I’m working with a model that uses a rather large instance of nn.Embedding (the weight matrix is several million rows by several hundred columns). This, along with other model parameters, fits into my GPU memory, but unsurprisingly I run out of memory in training during backpropagation unless I construct the embedding to make the gradient with respect to the weights a sparse tensor. That’s not a problem in and of itself, as I can use optim.SGD to do the training. However, in doing so I have noticed three issues I’d like to ask about:
(1) Momentum (standard or Nesterov) in optim.SGD doesn’t seem to work with sparse gradients. I can work around this by either not using momentum, or using patches I’ve written to the optimizer to enable this. These changes are relatively straightforward; it’s just a matter of allocating the momentum buffer like the gradient (i.e. sparse when the gradient is sparse), and adding a call or two to coalesce the gradient.

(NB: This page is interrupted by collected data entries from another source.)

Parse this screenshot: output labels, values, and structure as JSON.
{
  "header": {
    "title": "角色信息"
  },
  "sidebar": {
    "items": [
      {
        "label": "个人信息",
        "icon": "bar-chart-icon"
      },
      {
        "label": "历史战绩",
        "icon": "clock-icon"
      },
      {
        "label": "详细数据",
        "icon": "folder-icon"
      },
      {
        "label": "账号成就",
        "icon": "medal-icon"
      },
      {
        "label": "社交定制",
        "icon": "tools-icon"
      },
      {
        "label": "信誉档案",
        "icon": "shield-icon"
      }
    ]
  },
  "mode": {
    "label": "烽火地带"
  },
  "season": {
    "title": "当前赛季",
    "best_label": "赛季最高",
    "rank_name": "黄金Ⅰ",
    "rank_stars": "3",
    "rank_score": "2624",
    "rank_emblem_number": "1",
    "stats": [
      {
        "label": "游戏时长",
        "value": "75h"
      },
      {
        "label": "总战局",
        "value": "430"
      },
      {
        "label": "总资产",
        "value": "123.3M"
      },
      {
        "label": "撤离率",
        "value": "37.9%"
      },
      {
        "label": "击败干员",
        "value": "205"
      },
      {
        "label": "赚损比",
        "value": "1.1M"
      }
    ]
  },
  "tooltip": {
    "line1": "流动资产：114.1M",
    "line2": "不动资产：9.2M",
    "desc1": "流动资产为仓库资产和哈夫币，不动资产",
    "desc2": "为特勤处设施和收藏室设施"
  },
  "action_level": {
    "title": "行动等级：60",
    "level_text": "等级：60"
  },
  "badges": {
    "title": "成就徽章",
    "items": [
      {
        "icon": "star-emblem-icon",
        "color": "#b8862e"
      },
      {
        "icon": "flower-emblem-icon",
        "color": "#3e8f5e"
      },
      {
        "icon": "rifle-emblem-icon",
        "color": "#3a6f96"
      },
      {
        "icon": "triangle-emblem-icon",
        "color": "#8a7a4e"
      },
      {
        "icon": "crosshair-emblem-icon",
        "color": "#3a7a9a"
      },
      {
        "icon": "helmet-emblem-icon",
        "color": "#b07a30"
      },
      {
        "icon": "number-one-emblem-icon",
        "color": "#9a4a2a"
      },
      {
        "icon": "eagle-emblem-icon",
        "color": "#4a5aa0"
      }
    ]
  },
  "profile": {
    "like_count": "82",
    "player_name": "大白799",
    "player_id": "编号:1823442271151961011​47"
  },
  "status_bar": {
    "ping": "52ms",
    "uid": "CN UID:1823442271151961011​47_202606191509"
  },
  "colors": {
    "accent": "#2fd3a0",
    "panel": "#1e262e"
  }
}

(2) nn.utils.clip_grad_norm_ also seems to be broken when using sparse gradients. Again I have been able to work around this by using an edited version of this code which detects sparse gradients and handles them appropriately; the changes are fairly simple.
(3) Weight decay is not implemented for sparse gradients. This is understandable, as the regularization term added to the loss for weight decay cannot have a sparse gradient, by definition. I’ve written some code to apply weight decay only to those entries in a parameter for which the gradient of the unregularized loss is non-zero, which gives some of the effect of true weight decay. This code is not quite so simple.
Wait, you say, where are the questions? Mainly I’d like to know if (1) and (2) are known issues. If not, can anyone point me to the appropriate venue to report them (assuming this isn’t it). Also, if anyone is aware of better workarounds than those I described above I’d love to hear about them. I can probably get permission from my employers to share some of the patches I’ve made; assuming that is the case would there be any interest from the PyTorch developers?
Thanks for listening, and let me know if you have any questions.
Robert E. Beaudoin